Increasing BMP2 production through genetic or recombinant protein methods led melanoma cells to become more invasive and resistant to targeted cancer therapies. Conversely, inhibiting BMP2 production with a natural blocker rendered these cells more responsive to cancer treatments in both male and female mice.
This study has critical implications for cancer research. Currently, the majority of preclinical studies on cancer are conducted using younger mice. Weeraratna emphasizes the need to study cancer in older mice and aging human cells to gain more accurate insights.
“Understanding whether men and women have different responses to treatments is crucial, and we need to better customize therapies to address age and sex-related differences,” she adds.
Weeraratna and her team are now investigating how age and sex-related changes in immune cells surrounding melanoma tumors impact their responses to immune-enhancing treatments that are increasingly used in melanoma therapy. They also aim to explore similar age- and sex-related changes in other types of cancer, such as pancreatic cancer.
Other contributors to the study include Sneha Pramod, Daniel J. Zabransky, Vania Wang, Agrani Dixit, Ruzhang Zhao, Edwin Kumah, Megan L. Brezka, Kevin Truskowski, Asmita Nandi, Gloria E. Marino-Bravante, Alexis E. Carey, Naina Gour, Devon A. Maranto, Murilo R. Rocha, Elizabeth I. Harper, Justin Ruiz, Evan J. Lipson, Elizabeth M. Jaffee, Kristin Bibee, Joel C. Sunshine, and Hongkai Ji from Johns Hopkins; Mitchell E. Fane from Fox Chase Cancer Center in Philadelphia; and Laura Hüser from Johnson & Johnson. Fane and Hüser were associated with Johns Hopkins at the time of the study.
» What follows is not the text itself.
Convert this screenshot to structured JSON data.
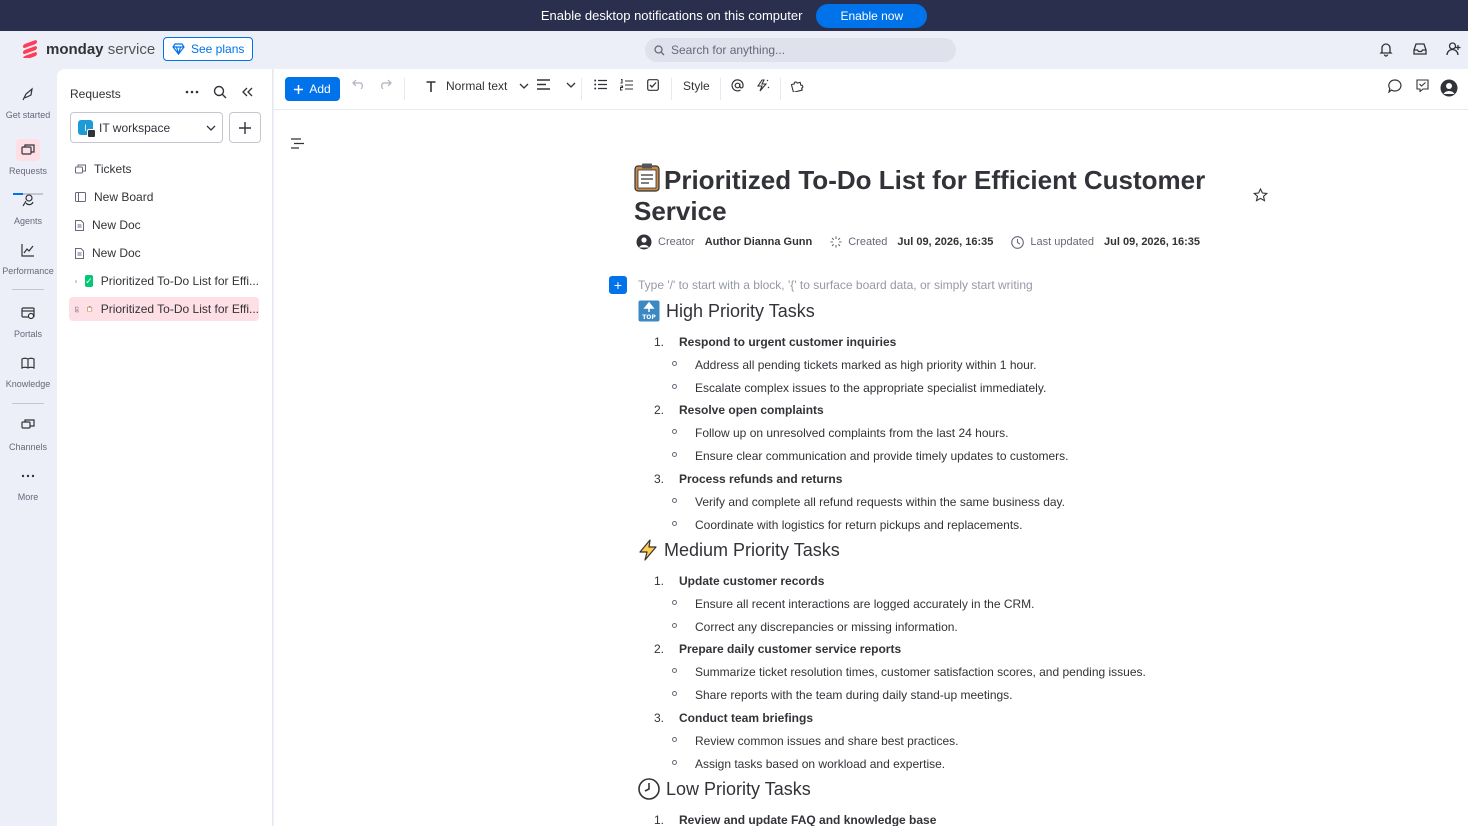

This research and its authors were supported partly by Johns Hopkins, the National Cancer Institute (grants P30CA00697356, P01CA114046, U01CA227550, R01CA232256, and R01CA207935), the National Institutes of Health (grant 5T32CA009071-40), the Howard Hughes Medical Institute, the Conquer Cancer Foundation Young Investigator Award, the Cholangiocarcinoma Foundation Research Fellowship, the MD Anderson GI SPORE Career Enhancement Program, a Maryland Cancer Moonshot Grant awarded to Johns Hopkins, and the Dermatology Foundation. Ji and Zhao received support from Deutsche Forschungsgemeinschaft (DFG) and a Team Science Award from the Melanoma Research Alliance.
Weeraratna is a board member of reGAIN Therapeutics. Jaffee has reported receiving grants, support, or fees from various organizations, including Abmeta, Genocea, Achilles, DragonFly, Candel Therapeutics, the Parker Institute, Lustgarten, Genentech, AstraZeneca, and Break Through Cancer. Johns Hopkins has also received grants from Roche/Genentech on behalf of Zabransky. These relationships are managed by The Johns Hopkins University in accordance with its conflict-of-interest policies.